At this writing, global stock markets have staged a strong rebound. Investors should be aware that such a strong short term rebound is frequently present in a downtrend market that is eventually proved to be a bear market. For example, from October 10, 2007 to November 26, 2007, S&P 500 dropped more than 10% and then recovered back 7.8% in December and January 2008, only to drop further in February 2008. A similar decline, recover and further decline process happened in September, October and November 2000, the start of the tech induced bear market. Many analysts are arguing that this time is not 2008 or 2000. Whatever it is, we believe that markets are increasingly driven by the underlying economy conditions. It will take a while for fundamentals to further deteriorate or recover. For now, stocks are still in a downtrend and the best action is to ignore all the noises and stick to our strategies. 

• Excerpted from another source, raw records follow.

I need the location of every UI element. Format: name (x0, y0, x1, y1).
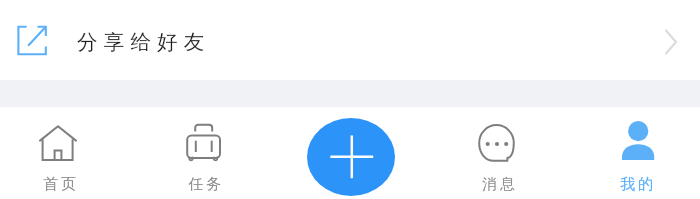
staticText: 消息 (444, 175, 556, 194)
button[interactable]: 消息 (441, 112, 553, 199)
button[interactable]: 任务 (148, 112, 260, 199)
staticText: 任务 (150, 175, 262, 194)
button[interactable]: 我的 (582, 112, 694, 199)
staticText: 首页 (5, 175, 117, 194)
button[interactable]: 首页 (2, 112, 114, 199)
staticText: 我的 (582, 175, 694, 194)
staticText: 分享给好友 (77, 29, 211, 55)
button[interactable]: 分享给好友 (0, 0, 700, 80)
button[interactable]: Add (307, 118, 395, 196)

For more detailed asset trend scores, please refer to 360° Market Overview

We would like to remind our readers that markets are more precarious now than other times in the last 5 years. It is a good time and imperative to adjust to a risk level you are comfortable with right now.  However, recognizing our deficiency to predict the markets, we will stay on course. 

We again copy our position statements (from previous newsletters): 

Our position has not changed: We still maintain our cautious attitude to the recent stock market strength. Again, we have not seen any meaningful or substantial structural change in the U.S., European and emerging market economies. However, we will let markets sort this out and will try to take advantage over its irrational behavior if it is possible. 

We again would like to stress for any new investor and new money, the best way to step into this kind of markets is through dollar cost average (DCA), i.e. invest and/or follow a model portfolio in several phases (such as 2 or 3 months) instead of the whole sum at one shot.